The final three chapters are concerned with the Gospel of John, and here Helms simply accepts the dictum of Fortna (and a few others) that John is an edited compilation of three sources: a "signs gospel," another editor's work, and a redactor's work. He also seems unknowing of advances in Johnanine scholarship related to the Dead Sea Scrolls, although he does pin authorship for the original document on an Alexandrian community of primitive Jewish Christians.

Actual evidence cited for the divisions in John is fairly thin: Presumably Fortna offers more details, but Helms only alludes to supposed evidence of literary "seams" and alleged contradictions as proof, and offers specifically only two proofs.
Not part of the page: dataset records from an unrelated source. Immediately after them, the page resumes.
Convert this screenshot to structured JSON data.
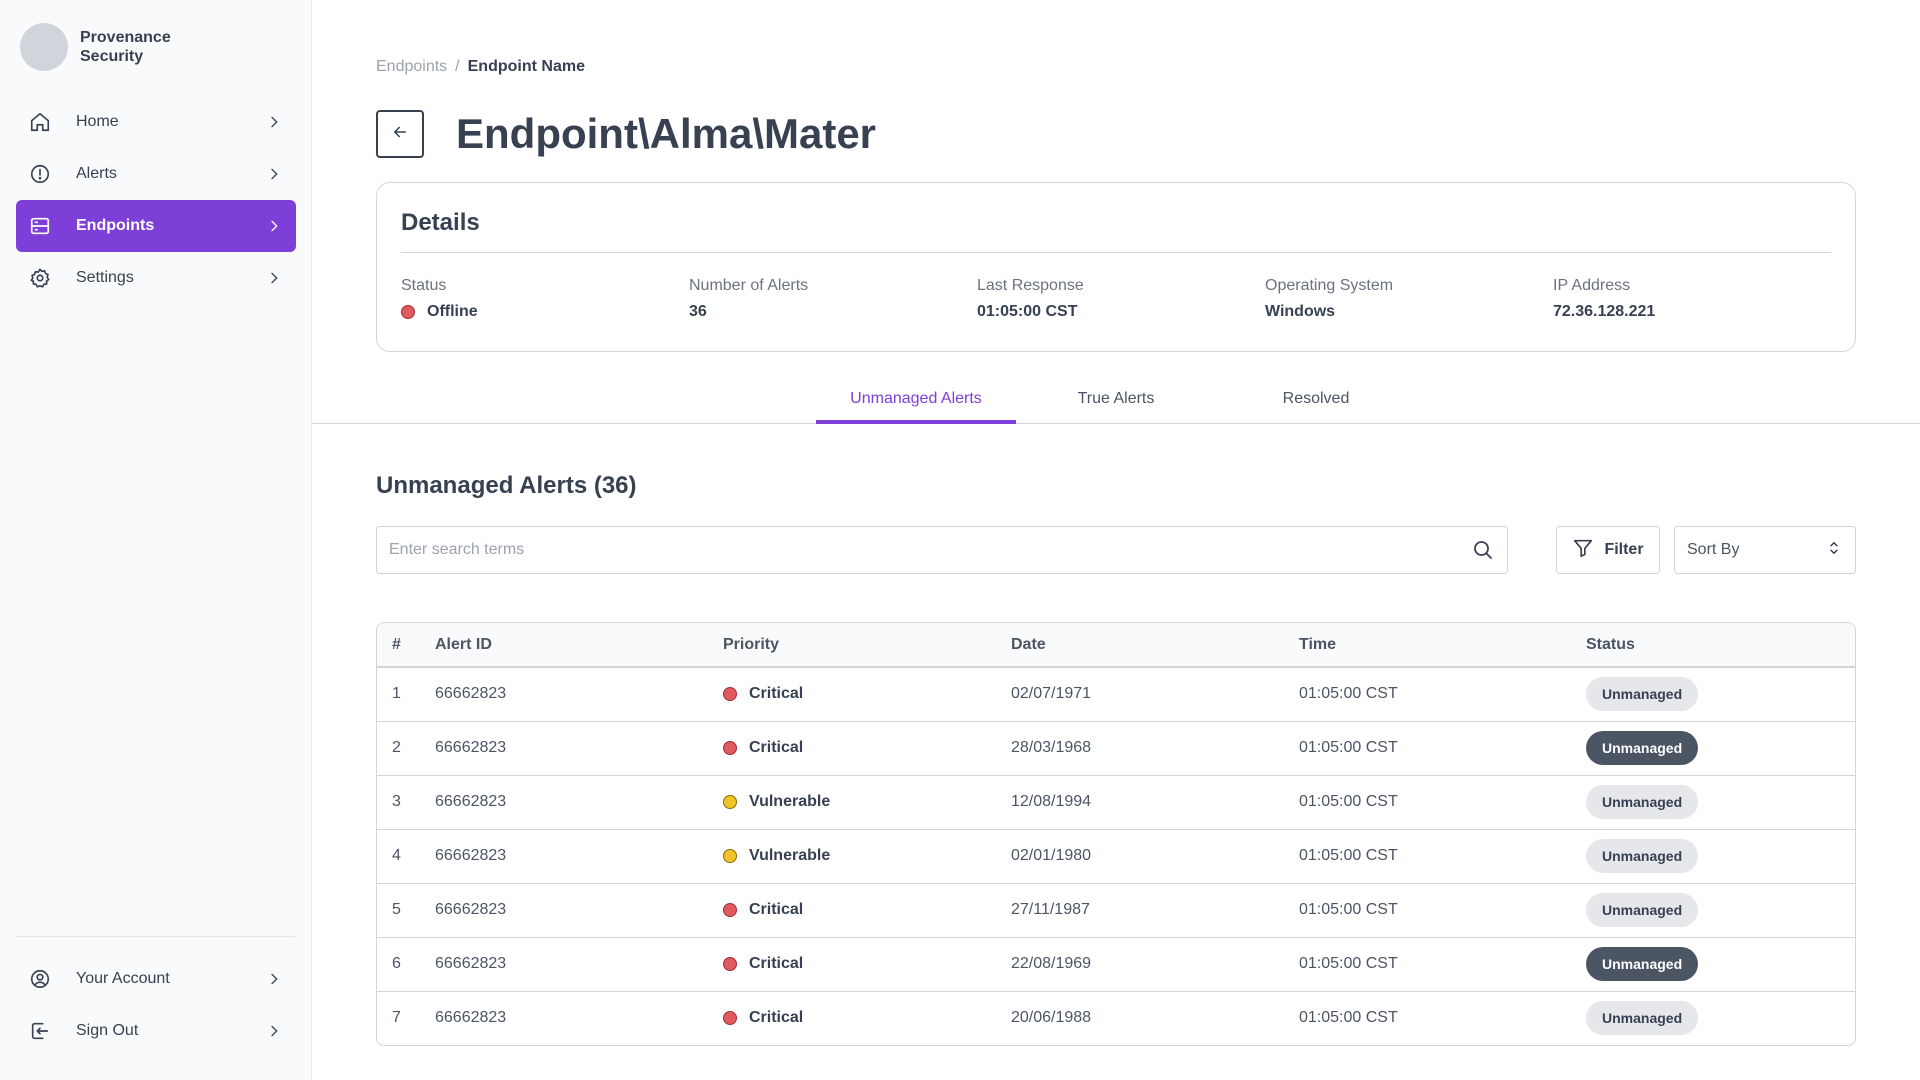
{
  "brand": {
    "name": "Provenance Security"
  },
  "sidebar": {
    "items": [
      {
        "label": "Home",
        "icon": "home-icon"
      },
      {
        "label": "Alerts",
        "icon": "alert-circle-icon"
      },
      {
        "label": "Endpoints",
        "icon": "server-icon",
        "active": true
      },
      {
        "label": "Settings",
        "icon": "gear-icon"
      }
    ],
    "bottom_items": [
      {
        "label": "Your Account",
        "icon": "user-circle-icon"
      },
      {
        "label": "Sign Out",
        "icon": "sign-out-icon"
      }
    ]
  },
  "breadcrumb": {
    "parent": "Endpoints",
    "separator": "/",
    "current": "Endpoint Name"
  },
  "page": {
    "title": "Endpoint\\Alma\\Mater"
  },
  "details": {
    "title": "Details",
    "status_label": "Status",
    "status_value": "Offline",
    "alerts_label": "Number of Alerts",
    "alerts_value": "36",
    "response_label": "Last Response",
    "response_value": "01:05:00 CST",
    "os_label": "Operating System",
    "os_value": "Windows",
    "ip_label": "IP Address",
    "ip_value": "72.36.128.221"
  },
  "tabs": [
    {
      "label": "Unmanaged Alerts",
      "active": true
    },
    {
      "label": "True Alerts",
      "active": false
    },
    {
      "label": "Resolved",
      "active": false
    }
  ],
  "section": {
    "title": "Unmanaged Alerts (36)"
  },
  "search": {
    "placeholder": "Enter search terms",
    "value": ""
  },
  "filter": {
    "label": "Filter"
  },
  "sort": {
    "label": "Sort By"
  },
  "table": {
    "headers": {
      "num": "#",
      "id": "Alert ID",
      "priority": "Priority",
      "date": "Date",
      "time": "Time",
      "status": "Status"
    },
    "rows": [
      {
        "num": "1",
        "id": "66662823",
        "priority": "Critical",
        "date": "02/07/1971",
        "time": "01:05:00 CST",
        "status": "Unmanaged",
        "status_style": "light"
      },
      {
        "num": "2",
        "id": "66662823",
        "priority": "Critical",
        "date": "28/03/1968",
        "time": "01:05:00 CST",
        "status": "Unmanaged",
        "status_style": "dark"
      },
      {
        "num": "3",
        "id": "66662823",
        "priority": "Vulnerable",
        "date": "12/08/1994",
        "time": "01:05:00 CST",
        "status": "Unmanaged",
        "status_style": "light"
      },
      {
        "num": "4",
        "id": "66662823",
        "priority": "Vulnerable",
        "date": "02/01/1980",
        "time": "01:05:00 CST",
        "status": "Unmanaged",
        "status_style": "light"
      },
      {
        "num": "5",
        "id": "66662823",
        "priority": "Critical",
        "date": "27/11/1987",
        "time": "01:05:00 CST",
        "status": "Unmanaged",
        "status_style": "light"
      },
      {
        "num": "6",
        "id": "66662823",
        "priority": "Critical",
        "date": "22/08/1969",
        "time": "01:05:00 CST",
        "status": "Unmanaged",
        "status_style": "dark"
      },
      {
        "num": "7",
        "id": "66662823",
        "priority": "Critical",
        "date": "20/06/1988",
        "time": "01:05:00 CST",
        "status": "Unmanaged",
        "status_style": "light"
      }
    ]
  },
  "colors": {
    "accent": "#7e3fd9",
    "critical": "#e05a5f",
    "vulnerable": "#f2c229",
    "text": "#374151"
  }
}
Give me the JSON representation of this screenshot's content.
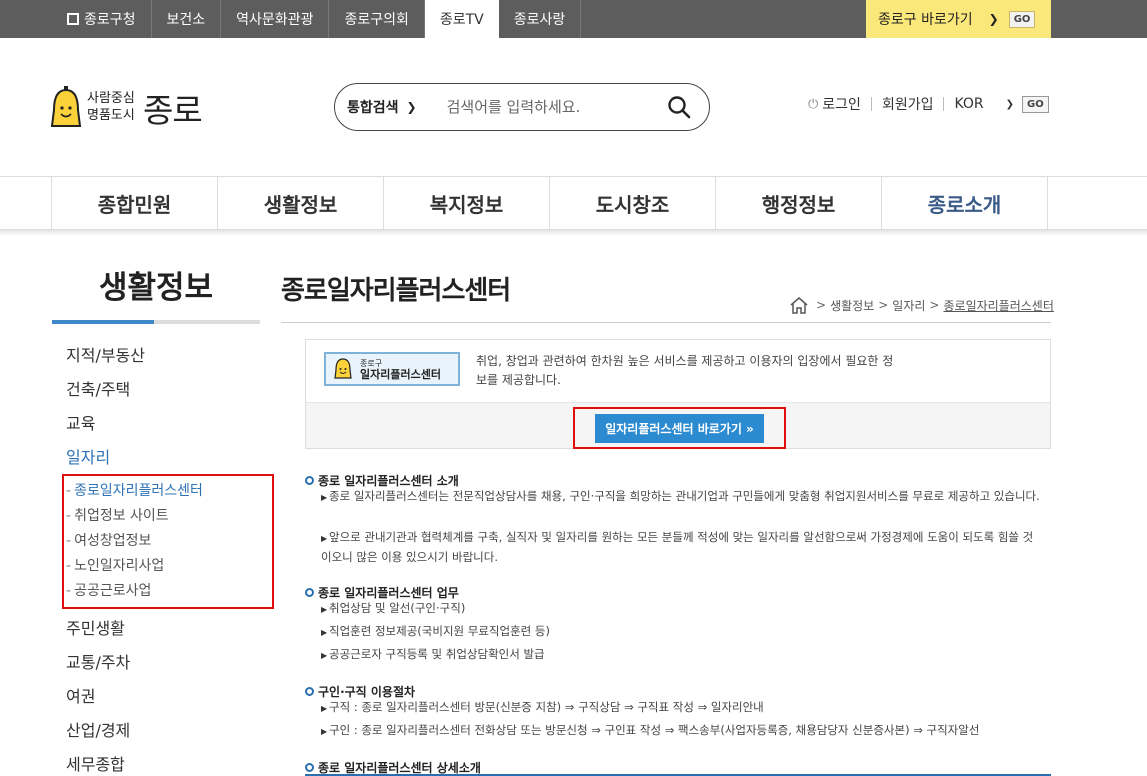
{
  "topbar": {
    "tabs": [
      "종로구청",
      "보건소",
      "역사문화관광",
      "종로구의회",
      "종로TV",
      "종로사랑"
    ],
    "quick_label": "종로구 바로가기",
    "quick_go": "GO"
  },
  "logo": {
    "slogan1": "사람중심",
    "slogan2": "명품도시",
    "name": "종로"
  },
  "search": {
    "scope": "통합검색",
    "placeholder": "검색어를 입력하세요."
  },
  "util": {
    "login": "로그인",
    "join": "회원가입",
    "lang": "KOR",
    "go": "GO"
  },
  "gnb": [
    "종합민원",
    "생활정보",
    "복지정보",
    "도시창조",
    "행정정보",
    "종로소개"
  ],
  "lnb": {
    "title": "생활정보",
    "items_top": [
      "지적/부동산",
      "건축/주택",
      "교육",
      "일자리"
    ],
    "subs": [
      "종로일자리플러스센터",
      "취업정보 사이트",
      "여성창업정보",
      "노인일자리사업",
      "공공근로사업"
    ],
    "items_bottom": [
      "주민생활",
      "교통/주차",
      "여권",
      "산업/경제",
      "세무종합"
    ]
  },
  "page": {
    "title": "종로일자리플러스센터",
    "breadcrumb": [
      "생활정보",
      "일자리",
      "종로일자리플러스센터"
    ]
  },
  "intro": {
    "banner_small": "종로구",
    "banner_big": "일자리플러스센터",
    "desc": "취업, 창업과 관련하여 한차원 높은 서비스를 제공하고 이용자의 입장에서 필요한 정보를 제공합니다.",
    "button": "일자리플러스센터 바로가기 »"
  },
  "sections": {
    "s1": {
      "heading": "종로 일자리플러스센터 소개",
      "items": [
        "종로 일자리플러스센터는 전문직업상담사를 채용, 구인·구직을 희망하는 관내기업과 구민들에게 맞춤형 취업지원서비스를 무료로 제공하고 있습니다.",
        "앞으로 관내기관과 협력체계를 구축, 실직자 및 일자리를 원하는 모든 분들께 적성에 맞는 일자리를 알선함으로써 가정경제에 도움이 되도록 힘쓸 것이오니 많은 이용 있으시기 바랍니다."
      ]
    },
    "s2": {
      "heading": "종로 일자리플러스센터 업무",
      "items": [
        "취업상담 및 알선(구인·구직)",
        "직업훈련 정보제공(국비지원 무료직업훈련 등)",
        "공공근로자 구직등록 및 취업상담확인서 발급"
      ]
    },
    "s3": {
      "heading": "구인·구직 이용절차",
      "items": [
        "구직 : 종로 일자리플러스센터 방문(신분증 지참) ⇒ 구직상담 ⇒ 구직표 작성 ⇒ 일자리안내",
        "구인 : 종로 일자리플러스센터 전화상담 또는 방문신청 ⇒ 구인표 작성 ⇒ 팩스송부(사업자등록증, 채용담당자 신분증사본) ⇒ 구직자알선"
      ]
    },
    "s4": {
      "heading": "종로 일자리플러스센터 상세소개"
    }
  }
}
First, it is noted that our present John 21 has the decided look of something added after the fact. Actually, this is generally accepted as true, but that in and of itself does not prove more than one author; if a writer today can write a "Preface to the 3rd edition" and years later a "Preface to the 7th edition" then why can an original author not have appended his own Gospel?

In terms of the "gospel fictions" arguments, Helms offers one of the ones he used before, including the story (again, as in the first book) that the Cana water-to-wine miracle was stolen from Dionysus. Again, as we noted, the literary evidence could only point to theft the other way around.

He also claims that the raising of Lazarus was a story stolen from a myth of the Egyptian Osiris. Glenn Miller tells us that: "The reference to this resurrection I cannot find ANYWHERE in the scholarly literature. I have looked under all forms of the name to no avail. The fact that something so striking is not even mentioned in modern works of Egyptology indicates its questionable status."

Helms cites the work of Budge, but the parallels he draws are quite questionable: "Bethany" is the same as "House of Anu," because house = "beth" in Hebrew? That might be worth a look if there weren't an actual Bethany in existence, and it means "house of dates," whereas the Egyptian Anu was one of their gods.

The only real argument for a late date for John is the "synagogue expulsion" argument we have covered here.

Great attention is devoted to the Secret Gospel of Mark, but as noted above the rest of the world of Biblical scholarship doesn't share the same opinion. Helms bases an argument on the thesis that after 70, Christianity was "rapidly becoming a gentile religion," but he should first consult and refute Rodney's Stark's findings inThe Rise of Christianity which strongly indicate that the Jewish mission carried on with some strength even into the time of Bar Kochba (130s AD).

Acts 18:24, which mentions offhand that Apollos was from Alexandria, is magnified into a proof that Alexandria was the home of a primitive community of Christians who were not saddled with things like baptism and speaking in tongues, and Acts 18 is a polemic against them, while the original signs gospel was a polemic against the other church.

There were other subtle polemtics, too. John's gospel was written as a polemic against Peter. For example, the fact that only in John is Judas Iscariot referred to as a "son of Simon" is a polemic against "Simon Peter." I do not suppose the fact that "Simon" was the most common name of Jewish men at this time had anything to do with that.

So is the scene where John outruns Peter to the tomb -- yet Peter is allowed in first? -- and where John is allowed into the house of the high priest while Peter waits outside.

Our conclusion: Helms clearly lacks the discipline, knowledge, or fortitude to write on this subject with authority; the same would be said of any writer who thinks 170 pages and 70 sources is enough to address such a complex issue, and our examples of his errors serve as confirmation of this.